= 1927 Soviet Union legislative election =

Legislative elections were held in the Soviet Union in April 1927 to elect members of the Congress of Soviets, having originally been scheduled for 1 January. H. N. Brailsford, in his book, How the Soviets Work, he described how the elections work:

A General Election was going on in Russia during my stay this year. Save for the reports in the news-papers, one would hardly have suspected it ... There is no organization which could compile any alternative list of candidates, and if by mischance this were to happen in one electoral area, there could be no arrangement ... No large issues of policy are ever settled at a Soviet election ... The business of an election is rather to choose persons who will carry out the day to day work of administration. The entire structure of the Soviet system lends itself naturally to this limitation ... The town and village Soviets, which are directly elected, are municipal authorities whose range of action and methods of work do not greatly differ from those of municipal bodies elsewhere ... The atmosphere of a Soviet Election in Moscow is, accordingly, rather nearer to that of an English municipal election than to that of a Parliamentary General Election ... The atmosphere of the election and, indeed, of debates in the Soviets themselves, is strangely remote from "politics" as Western democracies conceive them. A big family, animated by a single purpose, sits down on these occasions to administer its common property ... The final stage in a Russian Election is the general meeting which adopts the candidates and gives them their mandates ... I think that in any event unanimity would have been attained, which, indeed, is the purpose of elections in Russia.
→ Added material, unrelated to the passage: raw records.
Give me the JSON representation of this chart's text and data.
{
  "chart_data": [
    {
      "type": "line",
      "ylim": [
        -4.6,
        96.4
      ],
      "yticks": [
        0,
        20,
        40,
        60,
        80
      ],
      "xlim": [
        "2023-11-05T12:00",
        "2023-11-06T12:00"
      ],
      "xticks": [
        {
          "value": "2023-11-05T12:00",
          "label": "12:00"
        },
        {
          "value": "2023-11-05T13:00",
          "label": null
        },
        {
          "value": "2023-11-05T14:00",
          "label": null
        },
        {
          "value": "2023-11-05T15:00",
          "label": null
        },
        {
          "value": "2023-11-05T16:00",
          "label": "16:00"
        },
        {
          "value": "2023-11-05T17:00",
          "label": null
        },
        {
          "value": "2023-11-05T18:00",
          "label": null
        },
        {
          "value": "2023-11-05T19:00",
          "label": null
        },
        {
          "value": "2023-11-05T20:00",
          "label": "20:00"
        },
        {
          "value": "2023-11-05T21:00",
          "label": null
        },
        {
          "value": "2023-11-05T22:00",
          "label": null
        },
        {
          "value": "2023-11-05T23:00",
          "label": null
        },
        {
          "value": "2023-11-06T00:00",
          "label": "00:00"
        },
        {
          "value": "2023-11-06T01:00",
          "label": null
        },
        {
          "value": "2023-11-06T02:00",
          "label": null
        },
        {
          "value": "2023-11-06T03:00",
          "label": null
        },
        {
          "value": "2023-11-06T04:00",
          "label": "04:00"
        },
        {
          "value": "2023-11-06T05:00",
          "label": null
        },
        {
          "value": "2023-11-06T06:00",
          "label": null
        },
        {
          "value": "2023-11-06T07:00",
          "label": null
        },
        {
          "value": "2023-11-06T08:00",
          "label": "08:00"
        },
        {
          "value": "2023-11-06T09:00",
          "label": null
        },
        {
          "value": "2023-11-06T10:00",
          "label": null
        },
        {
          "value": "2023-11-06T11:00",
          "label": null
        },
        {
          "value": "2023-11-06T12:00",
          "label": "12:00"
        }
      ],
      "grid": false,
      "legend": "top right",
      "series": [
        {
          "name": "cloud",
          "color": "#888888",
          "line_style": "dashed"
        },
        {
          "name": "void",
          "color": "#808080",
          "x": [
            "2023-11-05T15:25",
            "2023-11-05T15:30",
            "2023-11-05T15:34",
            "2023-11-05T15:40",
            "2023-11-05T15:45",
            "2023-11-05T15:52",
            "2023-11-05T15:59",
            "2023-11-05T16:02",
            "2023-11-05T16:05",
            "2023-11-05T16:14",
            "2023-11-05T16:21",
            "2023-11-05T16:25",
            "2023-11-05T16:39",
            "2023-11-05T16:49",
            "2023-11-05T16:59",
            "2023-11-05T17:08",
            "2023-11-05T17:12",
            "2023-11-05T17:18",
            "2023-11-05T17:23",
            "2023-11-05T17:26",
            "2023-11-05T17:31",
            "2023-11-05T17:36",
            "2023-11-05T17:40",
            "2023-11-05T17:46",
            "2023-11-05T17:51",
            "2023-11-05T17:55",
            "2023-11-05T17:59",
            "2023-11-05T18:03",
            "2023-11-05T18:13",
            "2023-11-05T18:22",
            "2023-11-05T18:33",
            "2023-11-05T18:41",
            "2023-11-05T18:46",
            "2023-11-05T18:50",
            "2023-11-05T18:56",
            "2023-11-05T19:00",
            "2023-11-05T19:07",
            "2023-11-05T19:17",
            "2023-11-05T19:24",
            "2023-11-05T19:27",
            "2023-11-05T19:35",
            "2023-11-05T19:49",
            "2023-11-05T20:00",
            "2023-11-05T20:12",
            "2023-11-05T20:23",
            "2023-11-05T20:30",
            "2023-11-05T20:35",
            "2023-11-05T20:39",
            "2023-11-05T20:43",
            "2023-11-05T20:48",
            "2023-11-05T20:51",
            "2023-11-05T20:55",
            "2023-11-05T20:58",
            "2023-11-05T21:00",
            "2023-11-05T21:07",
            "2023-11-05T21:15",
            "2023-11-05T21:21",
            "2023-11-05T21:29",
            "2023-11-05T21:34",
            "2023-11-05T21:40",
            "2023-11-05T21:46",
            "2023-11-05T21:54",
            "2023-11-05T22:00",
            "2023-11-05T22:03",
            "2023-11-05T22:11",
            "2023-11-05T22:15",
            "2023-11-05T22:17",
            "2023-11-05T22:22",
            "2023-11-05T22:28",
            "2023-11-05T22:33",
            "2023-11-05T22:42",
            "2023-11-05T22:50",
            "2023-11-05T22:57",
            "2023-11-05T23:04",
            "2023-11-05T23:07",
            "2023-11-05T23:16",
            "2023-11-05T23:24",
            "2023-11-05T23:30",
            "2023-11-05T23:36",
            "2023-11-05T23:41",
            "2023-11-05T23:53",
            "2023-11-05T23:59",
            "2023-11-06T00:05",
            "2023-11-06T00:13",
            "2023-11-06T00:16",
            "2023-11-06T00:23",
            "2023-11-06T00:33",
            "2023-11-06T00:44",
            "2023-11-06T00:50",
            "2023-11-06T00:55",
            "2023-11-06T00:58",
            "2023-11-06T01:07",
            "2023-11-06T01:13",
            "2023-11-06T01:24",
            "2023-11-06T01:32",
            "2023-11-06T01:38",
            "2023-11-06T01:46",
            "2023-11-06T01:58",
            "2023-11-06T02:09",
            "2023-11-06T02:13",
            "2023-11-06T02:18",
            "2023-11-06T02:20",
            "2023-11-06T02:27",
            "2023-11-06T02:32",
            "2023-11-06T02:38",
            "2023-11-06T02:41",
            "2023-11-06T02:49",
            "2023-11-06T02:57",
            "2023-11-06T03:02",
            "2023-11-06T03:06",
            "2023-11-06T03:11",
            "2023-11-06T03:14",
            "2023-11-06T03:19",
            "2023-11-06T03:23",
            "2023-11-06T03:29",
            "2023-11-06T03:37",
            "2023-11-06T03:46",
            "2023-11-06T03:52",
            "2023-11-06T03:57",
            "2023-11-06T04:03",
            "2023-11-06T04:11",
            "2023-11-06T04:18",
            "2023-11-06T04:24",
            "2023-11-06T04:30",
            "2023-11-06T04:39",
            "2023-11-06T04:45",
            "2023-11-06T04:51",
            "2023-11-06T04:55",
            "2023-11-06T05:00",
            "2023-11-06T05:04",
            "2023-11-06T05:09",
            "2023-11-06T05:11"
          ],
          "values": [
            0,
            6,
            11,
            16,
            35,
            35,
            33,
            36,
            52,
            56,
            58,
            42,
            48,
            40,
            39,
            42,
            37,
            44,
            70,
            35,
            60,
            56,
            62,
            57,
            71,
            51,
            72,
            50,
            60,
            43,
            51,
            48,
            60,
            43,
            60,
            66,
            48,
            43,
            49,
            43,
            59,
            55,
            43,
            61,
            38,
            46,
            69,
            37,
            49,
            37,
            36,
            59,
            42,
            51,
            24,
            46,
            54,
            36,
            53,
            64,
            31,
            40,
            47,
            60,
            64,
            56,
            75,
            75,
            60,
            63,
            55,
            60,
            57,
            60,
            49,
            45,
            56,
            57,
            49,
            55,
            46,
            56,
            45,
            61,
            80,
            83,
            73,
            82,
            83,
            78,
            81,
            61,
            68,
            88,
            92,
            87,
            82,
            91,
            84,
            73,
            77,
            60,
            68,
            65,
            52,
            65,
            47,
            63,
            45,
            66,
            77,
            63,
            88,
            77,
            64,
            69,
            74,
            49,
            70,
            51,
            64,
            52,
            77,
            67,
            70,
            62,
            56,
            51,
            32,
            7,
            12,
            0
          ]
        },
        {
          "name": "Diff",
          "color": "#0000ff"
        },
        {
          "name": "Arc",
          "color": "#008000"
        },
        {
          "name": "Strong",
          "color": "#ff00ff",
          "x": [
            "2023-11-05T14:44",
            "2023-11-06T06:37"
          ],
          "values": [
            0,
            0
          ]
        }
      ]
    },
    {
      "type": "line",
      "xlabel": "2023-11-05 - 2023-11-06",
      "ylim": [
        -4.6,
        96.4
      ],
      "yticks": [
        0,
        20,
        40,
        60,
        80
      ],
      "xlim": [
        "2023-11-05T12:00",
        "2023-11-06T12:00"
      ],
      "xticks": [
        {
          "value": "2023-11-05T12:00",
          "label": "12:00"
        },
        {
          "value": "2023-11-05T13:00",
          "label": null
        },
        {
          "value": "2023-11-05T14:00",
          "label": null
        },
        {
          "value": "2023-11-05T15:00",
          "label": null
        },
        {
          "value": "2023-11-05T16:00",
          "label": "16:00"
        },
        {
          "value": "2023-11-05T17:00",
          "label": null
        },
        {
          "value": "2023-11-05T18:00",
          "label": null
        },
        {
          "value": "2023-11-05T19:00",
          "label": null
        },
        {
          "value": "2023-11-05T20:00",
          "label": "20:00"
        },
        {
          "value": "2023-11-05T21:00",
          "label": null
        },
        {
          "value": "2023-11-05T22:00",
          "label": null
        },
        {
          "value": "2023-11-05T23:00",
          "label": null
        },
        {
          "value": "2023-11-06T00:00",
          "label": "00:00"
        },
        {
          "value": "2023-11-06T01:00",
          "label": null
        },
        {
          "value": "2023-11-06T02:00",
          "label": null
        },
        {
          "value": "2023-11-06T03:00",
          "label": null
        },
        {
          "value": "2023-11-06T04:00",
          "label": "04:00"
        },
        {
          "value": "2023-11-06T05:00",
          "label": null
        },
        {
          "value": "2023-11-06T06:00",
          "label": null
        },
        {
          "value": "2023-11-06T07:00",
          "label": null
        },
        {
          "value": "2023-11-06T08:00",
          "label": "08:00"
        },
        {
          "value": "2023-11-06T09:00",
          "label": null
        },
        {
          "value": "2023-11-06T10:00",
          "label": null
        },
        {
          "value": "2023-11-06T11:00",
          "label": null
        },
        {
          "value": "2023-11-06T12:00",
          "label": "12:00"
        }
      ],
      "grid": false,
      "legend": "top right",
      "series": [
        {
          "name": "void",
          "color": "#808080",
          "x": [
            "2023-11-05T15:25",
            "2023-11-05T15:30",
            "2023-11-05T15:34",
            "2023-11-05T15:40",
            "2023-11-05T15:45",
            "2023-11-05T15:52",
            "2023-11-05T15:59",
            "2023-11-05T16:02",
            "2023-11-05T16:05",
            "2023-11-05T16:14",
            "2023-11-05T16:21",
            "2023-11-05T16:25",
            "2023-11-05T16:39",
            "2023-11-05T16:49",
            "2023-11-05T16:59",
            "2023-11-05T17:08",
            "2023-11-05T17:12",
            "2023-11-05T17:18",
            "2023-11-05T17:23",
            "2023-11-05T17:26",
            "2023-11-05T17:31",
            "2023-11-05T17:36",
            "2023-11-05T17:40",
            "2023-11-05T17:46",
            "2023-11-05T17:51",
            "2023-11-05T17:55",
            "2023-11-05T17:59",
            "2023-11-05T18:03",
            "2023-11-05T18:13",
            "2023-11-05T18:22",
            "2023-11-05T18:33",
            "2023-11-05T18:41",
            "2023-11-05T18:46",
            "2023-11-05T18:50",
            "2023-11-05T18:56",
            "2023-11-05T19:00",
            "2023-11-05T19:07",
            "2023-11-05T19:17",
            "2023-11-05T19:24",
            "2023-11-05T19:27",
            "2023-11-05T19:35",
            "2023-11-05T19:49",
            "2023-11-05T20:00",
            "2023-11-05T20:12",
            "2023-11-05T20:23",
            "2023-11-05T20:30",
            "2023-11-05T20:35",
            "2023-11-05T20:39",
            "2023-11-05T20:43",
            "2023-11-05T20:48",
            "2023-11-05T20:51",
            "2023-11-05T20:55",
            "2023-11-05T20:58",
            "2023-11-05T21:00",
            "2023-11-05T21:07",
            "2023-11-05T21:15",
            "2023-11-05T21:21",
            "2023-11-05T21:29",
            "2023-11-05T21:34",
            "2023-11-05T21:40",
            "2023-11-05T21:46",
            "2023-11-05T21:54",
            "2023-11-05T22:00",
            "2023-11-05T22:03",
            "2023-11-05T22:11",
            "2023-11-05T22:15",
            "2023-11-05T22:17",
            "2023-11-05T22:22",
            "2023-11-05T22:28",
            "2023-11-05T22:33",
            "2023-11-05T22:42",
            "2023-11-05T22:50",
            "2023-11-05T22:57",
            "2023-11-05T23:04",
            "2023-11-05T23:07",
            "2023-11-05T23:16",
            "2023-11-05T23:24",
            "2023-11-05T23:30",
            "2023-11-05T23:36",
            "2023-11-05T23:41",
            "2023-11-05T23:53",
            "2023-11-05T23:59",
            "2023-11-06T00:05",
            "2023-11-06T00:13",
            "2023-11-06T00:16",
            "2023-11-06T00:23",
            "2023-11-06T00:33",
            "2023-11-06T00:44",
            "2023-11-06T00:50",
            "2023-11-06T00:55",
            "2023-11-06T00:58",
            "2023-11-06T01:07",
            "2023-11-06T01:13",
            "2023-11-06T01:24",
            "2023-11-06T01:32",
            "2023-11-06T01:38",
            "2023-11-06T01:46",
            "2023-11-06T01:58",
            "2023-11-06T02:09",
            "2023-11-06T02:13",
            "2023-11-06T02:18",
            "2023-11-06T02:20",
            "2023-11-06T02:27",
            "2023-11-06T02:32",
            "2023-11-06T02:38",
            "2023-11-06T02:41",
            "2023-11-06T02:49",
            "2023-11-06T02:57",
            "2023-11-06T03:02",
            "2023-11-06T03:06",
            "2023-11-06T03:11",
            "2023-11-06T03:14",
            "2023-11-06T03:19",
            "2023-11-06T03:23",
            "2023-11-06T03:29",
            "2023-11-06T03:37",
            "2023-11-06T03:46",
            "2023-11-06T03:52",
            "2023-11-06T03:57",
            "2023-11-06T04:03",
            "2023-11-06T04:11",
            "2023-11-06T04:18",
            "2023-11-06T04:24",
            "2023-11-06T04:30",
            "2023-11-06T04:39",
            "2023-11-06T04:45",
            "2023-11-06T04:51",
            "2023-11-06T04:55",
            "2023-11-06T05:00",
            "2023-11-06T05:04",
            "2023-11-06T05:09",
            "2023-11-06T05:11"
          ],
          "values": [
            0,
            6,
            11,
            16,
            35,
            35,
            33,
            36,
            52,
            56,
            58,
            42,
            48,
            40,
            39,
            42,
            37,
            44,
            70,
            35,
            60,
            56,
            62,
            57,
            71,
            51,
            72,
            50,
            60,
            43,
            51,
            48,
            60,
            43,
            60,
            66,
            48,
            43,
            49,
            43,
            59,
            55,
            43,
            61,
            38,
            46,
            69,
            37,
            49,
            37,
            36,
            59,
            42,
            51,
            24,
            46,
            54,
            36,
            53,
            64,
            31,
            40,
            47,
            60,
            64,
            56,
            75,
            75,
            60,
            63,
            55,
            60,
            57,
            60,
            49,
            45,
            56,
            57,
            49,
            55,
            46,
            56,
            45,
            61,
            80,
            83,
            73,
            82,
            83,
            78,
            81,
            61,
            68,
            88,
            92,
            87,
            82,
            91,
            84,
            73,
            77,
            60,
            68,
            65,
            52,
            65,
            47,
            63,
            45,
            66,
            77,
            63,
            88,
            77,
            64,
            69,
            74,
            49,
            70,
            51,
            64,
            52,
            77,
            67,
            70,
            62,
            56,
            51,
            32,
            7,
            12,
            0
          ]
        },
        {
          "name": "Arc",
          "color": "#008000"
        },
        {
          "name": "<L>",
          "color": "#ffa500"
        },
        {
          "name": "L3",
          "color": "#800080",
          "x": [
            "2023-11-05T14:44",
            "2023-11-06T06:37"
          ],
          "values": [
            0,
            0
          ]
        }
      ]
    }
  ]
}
The elections were noteworthy for a number of reasons. In the aftermath, peasants were moving closer to the government, accepting more of its policies as beneficial, the Jewish population gained more representation, and party purges were on the horizon.

==Campaign==
The elections were held under a one-party state, as "any party except the Communist party [was] illegal within the country" but campaigns still included unpleasantness, as the Trotskyists complained that the Communist Party of the Soviet Union (CPSU) was losing "control of the legislative bodies," which Stalin's dictatorship fervently denied, and there was "the disfranchising of 142,000 citizens...who were permitted to vote last year," some of whom were peasants. Around this time, some of the citizenry were engaging in anti-communist actions and voted against CPSU candidates, worrying the Soviet government deeply.

Some in rural areas tried to rouse public sentiment against the CPSU but this was unsuccessful as religious members, like priests and deacons, gained rights to vote in the elections, whilst certain individuals were disenfranchised for opposing the goals of Soviet ideology.